One of the biggest questions players have of the Modern format is “why are there no control decks?” Of course, the people asking this really mean “why are there no blue, draw-go control decks?” Shaun McLaren’s (at-the-time-named) American Control deck took down Pro Tour Born of the Gods, but the likes were never to see success again. Some would argue that deck succeeded largely because it was a Pro Tour metagame: where control players can more accurately assume how to answer the metagame.

I’m not good enough of a theorist or Modern guru to effectively put into words why “draw-go” control decks can’t succeed in Modern, but I don’t need to. We already mostly understand that it’s because the format is so broad that you can’t effectively tune your deck to be able to control every deck’s threats. Particularly not in a format where most decks are midrange decks with a combo element.

But for people clamoring for a control deck in modern: we finally have one. One that has been tested and tuned to be good enough to stay.
Magic players from the 90s or those aware of Magic history can clearly see how "Lantern Lock" is a control deck, and that it even resembles The Deck.
Fundamentally, these decks are from the same family: Lock.

Let’s read Patrick Chapin’s words on The Deck, since it works in explaining how Lantern Control functions:
The Deck was, if not the first first Control deck, the line in the sand that changed how Magic players thought about the game. The Deck harmonized multiple then-unappreciated thresholds of Magic strategy. Most important of these was card advantage, which included drawing extra cards, destroying (or neutralizing) multiples of the opponent’s cards with a smaller number of cards, and forcing your opponent to draw dead cards. 
The Deck used one-for-one removal and permission spells to give itself enough time and secure its lock pieces and sources of card advantage: Moat neutralized all creatures, Serra Angel neutralized all creatures that can’t properly attack into her, the lack of targets for Lightning Bolt and other removal spells, and of course the draw spells drew cards.

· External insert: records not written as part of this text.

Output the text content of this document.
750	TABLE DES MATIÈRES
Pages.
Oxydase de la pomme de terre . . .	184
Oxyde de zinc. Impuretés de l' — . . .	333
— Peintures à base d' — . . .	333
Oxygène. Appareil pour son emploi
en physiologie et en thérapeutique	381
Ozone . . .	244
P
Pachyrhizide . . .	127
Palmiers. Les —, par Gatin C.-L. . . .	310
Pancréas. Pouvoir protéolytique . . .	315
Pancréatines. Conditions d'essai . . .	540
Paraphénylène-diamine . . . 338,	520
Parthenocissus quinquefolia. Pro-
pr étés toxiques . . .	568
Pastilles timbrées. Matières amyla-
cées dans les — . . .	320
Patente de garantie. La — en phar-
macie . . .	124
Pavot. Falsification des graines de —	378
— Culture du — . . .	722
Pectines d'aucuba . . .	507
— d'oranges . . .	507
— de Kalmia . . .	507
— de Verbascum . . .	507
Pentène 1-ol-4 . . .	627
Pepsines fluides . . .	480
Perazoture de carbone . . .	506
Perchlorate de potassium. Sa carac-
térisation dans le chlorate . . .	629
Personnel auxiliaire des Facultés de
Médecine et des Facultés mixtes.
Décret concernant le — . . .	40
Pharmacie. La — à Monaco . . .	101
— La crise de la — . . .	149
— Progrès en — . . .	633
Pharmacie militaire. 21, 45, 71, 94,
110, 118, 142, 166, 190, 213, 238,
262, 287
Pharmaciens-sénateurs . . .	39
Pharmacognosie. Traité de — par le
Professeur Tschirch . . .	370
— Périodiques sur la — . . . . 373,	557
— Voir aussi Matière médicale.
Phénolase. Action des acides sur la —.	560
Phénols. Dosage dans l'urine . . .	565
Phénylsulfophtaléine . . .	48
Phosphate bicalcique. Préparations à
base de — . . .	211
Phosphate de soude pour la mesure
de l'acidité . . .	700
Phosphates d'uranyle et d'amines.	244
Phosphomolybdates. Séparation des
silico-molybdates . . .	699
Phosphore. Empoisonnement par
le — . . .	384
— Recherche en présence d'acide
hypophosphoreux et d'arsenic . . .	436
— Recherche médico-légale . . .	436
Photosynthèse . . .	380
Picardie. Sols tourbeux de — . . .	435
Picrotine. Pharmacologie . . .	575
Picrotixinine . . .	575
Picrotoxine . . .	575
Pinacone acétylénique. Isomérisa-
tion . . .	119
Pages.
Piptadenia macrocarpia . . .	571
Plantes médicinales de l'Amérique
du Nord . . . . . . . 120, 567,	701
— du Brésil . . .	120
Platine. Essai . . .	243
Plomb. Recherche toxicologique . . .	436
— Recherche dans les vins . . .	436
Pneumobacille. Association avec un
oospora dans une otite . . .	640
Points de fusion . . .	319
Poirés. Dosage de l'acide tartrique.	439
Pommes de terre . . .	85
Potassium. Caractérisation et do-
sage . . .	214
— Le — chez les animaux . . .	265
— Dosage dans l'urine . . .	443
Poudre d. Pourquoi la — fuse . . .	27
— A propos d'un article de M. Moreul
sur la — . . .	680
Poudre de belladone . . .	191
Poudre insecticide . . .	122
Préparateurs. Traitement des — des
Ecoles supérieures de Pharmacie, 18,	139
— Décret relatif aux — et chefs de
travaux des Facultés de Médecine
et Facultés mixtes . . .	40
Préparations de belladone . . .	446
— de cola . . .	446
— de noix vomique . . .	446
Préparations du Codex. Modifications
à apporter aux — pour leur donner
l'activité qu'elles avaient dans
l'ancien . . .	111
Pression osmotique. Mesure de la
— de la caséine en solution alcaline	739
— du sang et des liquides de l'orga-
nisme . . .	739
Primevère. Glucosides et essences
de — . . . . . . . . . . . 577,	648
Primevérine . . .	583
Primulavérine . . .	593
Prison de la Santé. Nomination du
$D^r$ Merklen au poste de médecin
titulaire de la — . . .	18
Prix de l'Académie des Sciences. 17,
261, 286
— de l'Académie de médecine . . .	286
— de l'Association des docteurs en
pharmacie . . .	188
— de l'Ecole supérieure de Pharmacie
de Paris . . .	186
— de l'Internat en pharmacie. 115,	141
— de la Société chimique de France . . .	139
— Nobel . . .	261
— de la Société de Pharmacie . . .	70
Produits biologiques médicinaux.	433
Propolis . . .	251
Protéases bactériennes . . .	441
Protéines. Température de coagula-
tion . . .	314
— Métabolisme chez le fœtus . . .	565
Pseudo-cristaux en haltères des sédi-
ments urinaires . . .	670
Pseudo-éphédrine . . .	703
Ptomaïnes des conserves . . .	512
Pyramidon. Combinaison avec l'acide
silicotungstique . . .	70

 Lantern Control gains the same advantages to lock opponents out of the game through different means. Ensnaring Bridge neutralizes most every attacking creature, interactive spells are rendered without useful targets other than the red herring that is Spell Skite, and Lantern controls the opponent’s draw stop keep them from drawing relevant spells. Lantern Control main-decks unusual cards like Pithing Needle and Surgical Extraction because they answer the few cards that could stop its game plan.

I would like to introduce the matchups where Lantern Control will struggle, but it must be noted that, as a Lock deck, it is an unfair deck, meaning it fights on an axis most opponents cannot interact with. Unfair decks bring guns to a sword fight.

Against Fair decks, the problem areas are:

  • Sideboard hate to fight the unfair decks. In particular, cards prepared for Affinity: Stony Silence, Shatterstorm, Ancient Grudge, Kataki… 
  • Aggressive creature decks that can finish you with burn. 
  • Creatures that can attack through Ensnaring Bridge, such as Birds of Paradise and Noble Hierarch, that then kill you with exalted triggers or pump spells. 
Against Unfair decks:

  • Their plan coming together faster than yours. Amulet Bloom, Tron, and Ad Nauseum can win before you lock them out of the game, and can win through Ensnaring Bridge. 
  • Burn is a problematic unfair deck because its creatures deal damage to you well before Ensnaring Bridge comes online, and they have the tools to burn you out – sidestepping your tools of suppression. 
  • Infect is similar to burn in that they can likely attack through an Ensnaring Bridge and finish you with pump spells. 
Lantern Control has tools to fight against all of these problem areas, a testament to how well built it is. The interactive spells help to remove the cards that matter in their opening hands or early resolved permanents before locking them out.

Congratulations to Zac Elsik. Many of us will strive for a lifetime to break the format in such a shocking, innovative way as you did.